Center for Advocacy, Prevention & Empowerment
Confidential support for survivors of gender-based violence
Center for Advocacy, Prevention & Empowerment (CAPE)
Who does CAPE serve?
CAPE offers free and confidential advocacy supports to all students, staff, and faculty at DU that are victims/survivors of sexual assault, relationship violence, stalking, and/or sexual harassment. We also support 'secondary survivors' or those people who are friends, family, partners, colleagues - anyone who knows and cares for a survivor in their life.
What support does CAPE offer?
An advocate can:
- simply be a safer, confidential space to talk and explore options
- connect you to counseling services
- help access medical care and a Medical Forensic Exam
- talk through your reporting options and go with you to report to police or Title IX
- help you obtain academic support and accommodations
- help you access financial supports
- and more!
How can I make an appointment?
You can web-book an appointment through your MyHealth Portal, call 303-871-3853, or email email@example.com.
What does an intake appointment look like?

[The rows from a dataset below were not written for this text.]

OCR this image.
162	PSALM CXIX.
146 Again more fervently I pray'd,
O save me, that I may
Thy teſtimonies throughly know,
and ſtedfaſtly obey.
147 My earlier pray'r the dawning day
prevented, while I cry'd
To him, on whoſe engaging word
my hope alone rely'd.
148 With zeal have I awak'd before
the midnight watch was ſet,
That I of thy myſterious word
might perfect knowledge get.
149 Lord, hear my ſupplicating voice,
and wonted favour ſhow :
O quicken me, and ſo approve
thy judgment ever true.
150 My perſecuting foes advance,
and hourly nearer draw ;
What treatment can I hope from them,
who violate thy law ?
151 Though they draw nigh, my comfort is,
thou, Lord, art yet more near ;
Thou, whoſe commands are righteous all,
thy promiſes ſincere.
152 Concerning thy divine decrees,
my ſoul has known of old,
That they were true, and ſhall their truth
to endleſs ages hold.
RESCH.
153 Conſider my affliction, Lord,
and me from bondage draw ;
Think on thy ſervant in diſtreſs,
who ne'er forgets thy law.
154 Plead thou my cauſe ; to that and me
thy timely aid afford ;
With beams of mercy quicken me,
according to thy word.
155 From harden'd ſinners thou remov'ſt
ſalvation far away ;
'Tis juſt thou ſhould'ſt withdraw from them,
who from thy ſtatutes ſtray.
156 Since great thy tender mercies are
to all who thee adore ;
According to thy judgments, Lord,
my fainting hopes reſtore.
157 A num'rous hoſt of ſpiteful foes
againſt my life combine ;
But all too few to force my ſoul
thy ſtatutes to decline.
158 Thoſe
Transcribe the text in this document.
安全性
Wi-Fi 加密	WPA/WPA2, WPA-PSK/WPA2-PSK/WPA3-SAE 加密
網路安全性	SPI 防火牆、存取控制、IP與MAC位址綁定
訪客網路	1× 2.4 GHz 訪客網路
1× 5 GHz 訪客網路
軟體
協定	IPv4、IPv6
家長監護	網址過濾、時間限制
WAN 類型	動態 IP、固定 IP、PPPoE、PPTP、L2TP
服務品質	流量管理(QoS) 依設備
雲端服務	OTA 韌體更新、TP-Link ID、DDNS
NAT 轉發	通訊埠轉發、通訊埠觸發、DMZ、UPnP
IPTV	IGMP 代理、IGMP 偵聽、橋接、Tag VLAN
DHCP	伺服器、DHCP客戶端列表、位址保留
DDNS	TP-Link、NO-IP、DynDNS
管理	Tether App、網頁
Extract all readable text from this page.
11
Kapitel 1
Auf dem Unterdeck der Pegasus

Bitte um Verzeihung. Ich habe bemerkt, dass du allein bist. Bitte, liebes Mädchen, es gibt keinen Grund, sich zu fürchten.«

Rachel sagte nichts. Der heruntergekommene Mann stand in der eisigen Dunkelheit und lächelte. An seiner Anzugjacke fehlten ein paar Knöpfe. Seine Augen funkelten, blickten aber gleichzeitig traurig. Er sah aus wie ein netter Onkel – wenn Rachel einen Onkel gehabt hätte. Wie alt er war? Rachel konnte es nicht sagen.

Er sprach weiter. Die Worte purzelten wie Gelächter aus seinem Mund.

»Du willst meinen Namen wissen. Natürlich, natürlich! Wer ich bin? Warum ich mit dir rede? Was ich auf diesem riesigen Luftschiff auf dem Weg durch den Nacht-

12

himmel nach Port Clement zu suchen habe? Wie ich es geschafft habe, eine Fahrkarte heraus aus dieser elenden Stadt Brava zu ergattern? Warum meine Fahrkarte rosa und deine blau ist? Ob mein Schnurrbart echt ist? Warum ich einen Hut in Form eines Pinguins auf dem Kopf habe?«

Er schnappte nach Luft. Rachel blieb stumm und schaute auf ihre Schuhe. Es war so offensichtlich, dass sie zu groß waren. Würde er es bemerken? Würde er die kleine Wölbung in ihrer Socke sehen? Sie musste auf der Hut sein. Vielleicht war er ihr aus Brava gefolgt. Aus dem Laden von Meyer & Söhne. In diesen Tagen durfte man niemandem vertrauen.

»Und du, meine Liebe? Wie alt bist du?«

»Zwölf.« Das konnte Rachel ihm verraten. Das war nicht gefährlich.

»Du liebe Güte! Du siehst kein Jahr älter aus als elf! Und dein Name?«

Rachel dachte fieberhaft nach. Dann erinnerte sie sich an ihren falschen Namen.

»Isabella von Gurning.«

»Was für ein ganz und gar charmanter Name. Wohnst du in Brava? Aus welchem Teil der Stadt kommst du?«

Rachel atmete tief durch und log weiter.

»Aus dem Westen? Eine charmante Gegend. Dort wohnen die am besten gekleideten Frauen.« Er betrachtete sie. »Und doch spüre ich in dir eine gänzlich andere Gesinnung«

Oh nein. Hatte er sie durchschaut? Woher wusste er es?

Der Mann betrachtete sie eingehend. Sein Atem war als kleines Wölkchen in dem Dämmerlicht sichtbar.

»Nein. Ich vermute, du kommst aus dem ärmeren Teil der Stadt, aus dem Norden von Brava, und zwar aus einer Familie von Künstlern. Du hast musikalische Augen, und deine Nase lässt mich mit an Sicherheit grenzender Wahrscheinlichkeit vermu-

An advocate can meet with you in person on campus, via Zoom, or over the phone. Once you book your appointment, we upload a Client Rights and Informed Consent form in your MyHealth portal to review and sign. We go over this form together and talk through confidentiality and what that means.
You only share as little or as much as you would like. We offer a trauma-informed, judgment-free space where you can talk through an experience, or just learn more about what we offer. We can share what supports we and the campus and community offer and work together to explore choices and resources to see what feels like it would be most helpful. You do not have to report your experience in order to access our services.
What is an advocate, and is it the same as a therapist?
Survivor/Victim Advocates have gone through at least 40+ hour training through the state and hold confidentiality privileges through Colorado State Statute § 13-90-107, similar to a therapist or medical provider. However, a survivor advocate is not a therapist, although we can connect you to counseling services.
We offer a free, confidential, trauma-informed and non-judgmental space to explore options and work to connect you to any support or resources you identify as a need. We can accompany you to any medical, court, or reporting appointment or meeting as well.
We are content experts in the dynamics of abuse, violence, and trauma and also help educate and train members of our campus community on how to be more trauma-informed and to reduce victim-blaming behavior.